LINCOLN — Nebraska’s agricultural sector — which accounts for about a quarter of the state’s gross domestic product — faces a major question moving forward: Can markets and foreign trade rebound enough to offset the expected decline in federal coronavirus aid, aid that is expected to provide 35% to 50% of farm income this year?
That was one of the conclusions of a joint study released Wednesday that was undertaken by the Nebraska Farm Bureau and the Platte Institute, a think tank based in Omaha.
“There’s a great deal of uncertainty surrounding Nebraska’s agriculture sector and what the future holds,” said Jay Rempe of the Farm Bureau and one of the co-authors of the report. “Right now, there are a lot more questions than answers.”
Rempe and co-author Sarah Curry of the Platte Institute said that the state’s farmers and ranchers were already hurting before COVID-19 arrived, with farm income declining from record levels of more than $7 billion in 2011 and 2013 to just under $4 billion last year. Through June, Nebraska had the second-highest number of farm bankruptcies, trailing only Wisconsin.
But the coronavirus delivered a “one-two punch,” they said, beginning with a dramatic shift in the food chain, from producing primarily for delivery to restaurants and hotels, to supplying grocery stores.
Corn producers also took a hit because, with people staying at home, demand for corn-based ethanol plummeted, which depressed the price for corn and closed some ethanol plants.
The second punch came after the pandemic swept into the nation’s meatpacking plants, shutting some plants and slowing the slaughtering capacity at others.

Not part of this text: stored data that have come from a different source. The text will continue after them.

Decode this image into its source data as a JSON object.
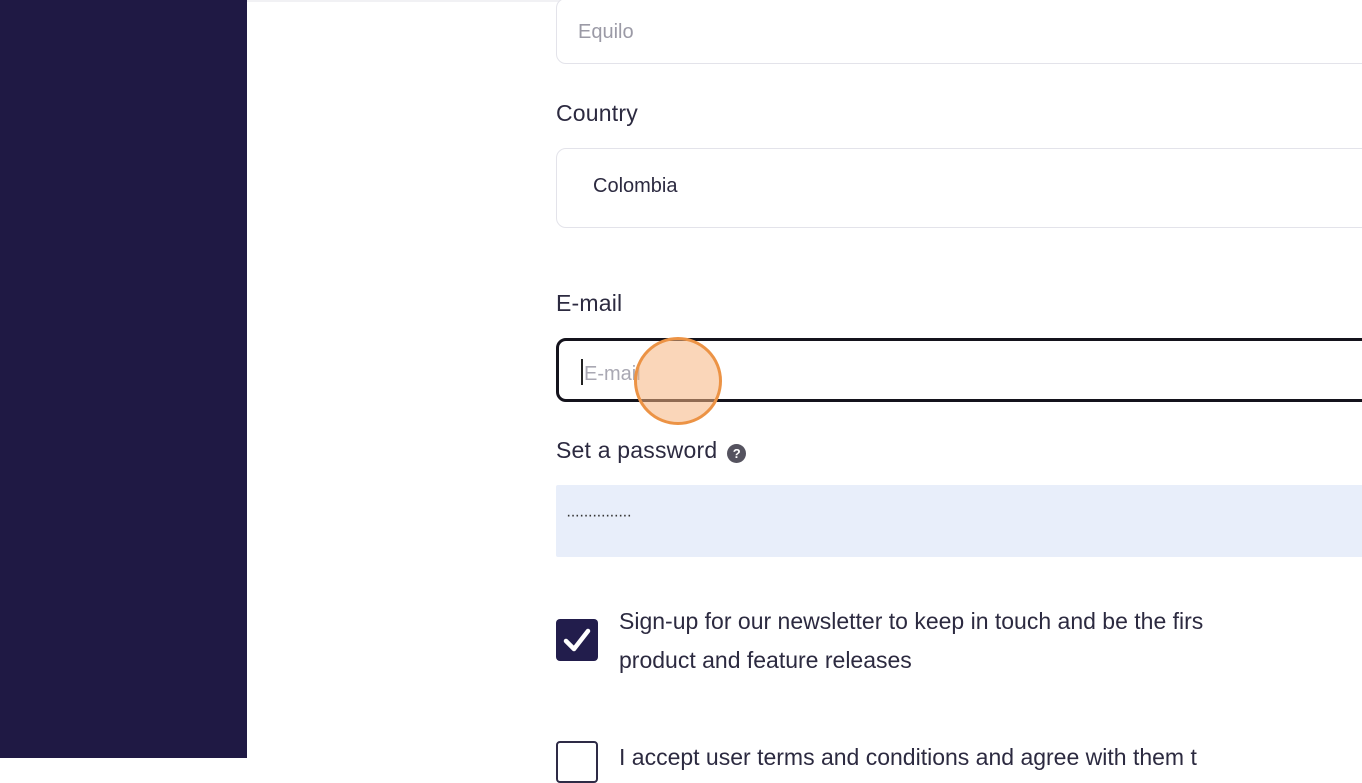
{
  "form": {
    "company": {
      "value": "Equilo"
    },
    "country": {
      "label": "Country",
      "value": "Colombia"
    },
    "email": {
      "label": "E-mail",
      "placeholder": "E-mail"
    },
    "password": {
      "label": "Set a password",
      "value": "···············",
      "help_icon": "question-circle-icon"
    },
    "newsletter": {
      "checked": true,
      "line1": "Sign-up for our newsletter to keep in touch and be the firs",
      "line2": "product and feature releases"
    },
    "terms": {
      "checked": false,
      "text": "I accept user terms and conditions and agree with them t"
    }
  },
  "colors": {
    "sidebar": "#1f1944",
    "checkbox_checked": "#221d4c",
    "focus_border": "#14131c",
    "autofill_bg": "#e8eefa",
    "cursor_highlight": "#ec9345"
  }
}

Livestock prices tanked, yet producers had to increase spending on feed to hold hogs and cattle longer until packinghouses could process them.
In June, the Nebraska Farm Bureau estimated that Nebraska’s ag economy could face nearly $3.7 billion in losses in 2020 due to COVID-19 if economic conditions did not improve.
But Rempe, in a conference call with reporters on Wednesday, said he’s seen some improvement, thanks to increased purchases of soybeans from China and aid payments made to farmers to help them weather the economic blows.
For instance, farms, ranches and feedlots got about 19% of the $3.4 billion in federal Paycheck Protection Program loans issued in Nebraska, helping save 22,000 jobs, the report said. The U.S. Department of Agriculture sent out $16 billion in Coronavirus Food Assistance Program checks to impacted farmers and ranchers, of which $679 million, through Sept. 8, went to Nebraska. Last week, an additional $13 billion in direct payments to ag producers was announced by the Trump administration.
Rempe said that a “large variable” in agriculture’s future is the length and magnitude of the economic damage caused by COVID-19. Will the world economy and foreign trade, as well as farm prices, rebound to offset that? he asked.